# Window Drop Reset Help!!!



## PLAYED TT (Oct 17, 2010)

Ok so I know how to do it, but it isn't resetting. I
-Turned ignition on
-window down
-window up
-let go
-hold for 5 seconds
-ignition off
I did this several times and I got nowhere. It fixed the 1 up for both windows tho:sly:.
So I tried holding for 15 seconds....nothing
Then with the door open....nothing
Then I unhooked the battery for 10 minutes and tried up down 5 seconds....nothing
Did the battery thing again with the door open.....nothing.
I know its not the micro switch because the lights work fine and there is no door open buzzer when I drive....I think I just found a grey hair and I'm only 20....damn you German Engineering!!!
Anyone?


----------



## PLAYED TT (Oct 17, 2010)

oh and I forgot to mention that the 1 up/down works on both windows and the ps window does the drop. Its just the ds:screwy:


----------



## chaldowhiteboy (Jun 14, 2010)

When I reset mine, all I do is put them in the up position, let go, and hold for five seconds (try it with the ignition off) key in "on" position


----------



## notoriouszig (Jun 14, 2010)

put your key in your driver's side lock. i forget if it is lock or unlock, but turn and hold it in one of those directions until the window goes all the way down, then hold it for a moment. then do the opposite until the window is fully closed. after that see if they work, if not do the window switch holding. always works for me.


----------



## matches (Aug 18, 2005)

PLAYED TT said:


> oh and I forgot to mention that the 1 up/down works on both windows and the ps window does the drop. Its just the ds:screwy:


I dealt with this just recently. I had to get a new battery, and in doing so the windows got reset. I did the 5-sec hold thing and that fixed the auto up/down on both doors and the drop on my driver door, but my passenger window still didn't auto drop until I replaced the microswitch. However, my overhead light also didn't come on when that door opened, so I don't know if that's necessarily your problem.


----------



## PLAYED TT (Oct 17, 2010)

Yeah I'm lost on this one.
Zig, Chris said to try the key and it didn't work for me.
I've done it before in the past with no problems, maybe I'll let it go the rest of the week and try it when I come back from school on Friday


----------



## lite1979 (Sep 9, 2005)

In the car with the key turned to "ON" (engine doesn't necessarily have to be running), lower both windows all the way then hit down again and hold for 5-10 secs. This should reset "bottom." You may have to redo the one-touch up/down after this by doing all-the-way-down, all-the-way-up, hold up for 5 secs as you did previously.


----------



## PLAYED TT (Oct 17, 2010)

lite1979 said:


> In the car with the key turned to "ON" (engine doesn't necessarily have to be running), lower both windows all the way then hit down again and hold for 5-10 secs. This should reset "bottom." You may have to redo the one-touch up/down after this by doing all-the-way-down, all-the-way-up, hold up for 5 secs as you did previously.

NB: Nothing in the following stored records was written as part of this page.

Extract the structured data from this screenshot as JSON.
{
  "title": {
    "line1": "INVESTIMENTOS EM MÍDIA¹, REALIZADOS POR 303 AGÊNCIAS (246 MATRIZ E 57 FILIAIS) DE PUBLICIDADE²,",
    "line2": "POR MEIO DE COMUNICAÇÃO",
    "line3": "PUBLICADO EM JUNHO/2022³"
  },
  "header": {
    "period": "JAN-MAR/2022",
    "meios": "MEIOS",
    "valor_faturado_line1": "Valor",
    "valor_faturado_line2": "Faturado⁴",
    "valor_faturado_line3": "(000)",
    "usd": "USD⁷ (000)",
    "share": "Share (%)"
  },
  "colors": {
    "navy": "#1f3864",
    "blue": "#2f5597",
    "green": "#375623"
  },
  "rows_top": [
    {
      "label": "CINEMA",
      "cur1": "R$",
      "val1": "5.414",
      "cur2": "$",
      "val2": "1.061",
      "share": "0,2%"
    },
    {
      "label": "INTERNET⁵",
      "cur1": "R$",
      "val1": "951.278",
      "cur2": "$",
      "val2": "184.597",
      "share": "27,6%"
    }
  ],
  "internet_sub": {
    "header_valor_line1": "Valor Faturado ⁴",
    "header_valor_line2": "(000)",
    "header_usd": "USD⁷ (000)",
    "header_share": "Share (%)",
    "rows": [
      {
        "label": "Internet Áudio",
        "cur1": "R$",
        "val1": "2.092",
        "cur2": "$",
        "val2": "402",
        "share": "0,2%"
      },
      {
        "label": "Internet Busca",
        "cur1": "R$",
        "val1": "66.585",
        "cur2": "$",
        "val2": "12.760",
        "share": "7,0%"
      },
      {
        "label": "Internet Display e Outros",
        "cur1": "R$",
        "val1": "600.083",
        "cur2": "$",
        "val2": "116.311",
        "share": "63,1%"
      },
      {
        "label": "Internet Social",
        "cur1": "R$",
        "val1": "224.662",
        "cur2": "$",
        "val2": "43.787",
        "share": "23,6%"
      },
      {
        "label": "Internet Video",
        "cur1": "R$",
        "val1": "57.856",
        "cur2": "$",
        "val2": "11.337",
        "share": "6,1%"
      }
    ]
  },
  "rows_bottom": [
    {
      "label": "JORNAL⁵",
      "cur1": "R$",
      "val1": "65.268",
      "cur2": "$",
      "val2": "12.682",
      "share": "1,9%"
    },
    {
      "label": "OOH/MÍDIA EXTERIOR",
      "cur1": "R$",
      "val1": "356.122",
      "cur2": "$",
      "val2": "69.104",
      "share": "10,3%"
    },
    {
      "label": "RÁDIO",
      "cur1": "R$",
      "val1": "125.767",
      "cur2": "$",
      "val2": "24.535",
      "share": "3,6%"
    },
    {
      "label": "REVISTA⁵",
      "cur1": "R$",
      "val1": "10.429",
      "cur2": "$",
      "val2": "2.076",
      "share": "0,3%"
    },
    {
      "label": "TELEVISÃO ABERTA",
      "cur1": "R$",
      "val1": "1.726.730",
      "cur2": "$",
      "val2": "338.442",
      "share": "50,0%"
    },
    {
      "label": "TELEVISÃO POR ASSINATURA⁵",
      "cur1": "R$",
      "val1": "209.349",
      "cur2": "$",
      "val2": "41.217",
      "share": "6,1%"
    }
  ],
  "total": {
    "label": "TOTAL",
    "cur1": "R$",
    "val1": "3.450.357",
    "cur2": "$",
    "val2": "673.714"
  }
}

So you have to rest the bottom too? I thought they all were taken care of at the same time:screwy:


----------



## Neb (Jan 25, 2005)

I've never had to reset a top and bottom. My reset process:

Roll windows all the way up.
Roll window down all the way.
Hold the button in the down position for 10-30seconds


I think that's all I would do. IIRC I had the key in the 'ON' position but I don't think that part really matters. as long as it's on or the car is started


----------



## PLAYED TT (Oct 17, 2010)

Hmm I'll try that when I get home Friday. I just think it's odd the ps works but not the ds. You think the same procedure would work on both sides. And it worked last time I tried it. Same way both sides.


----------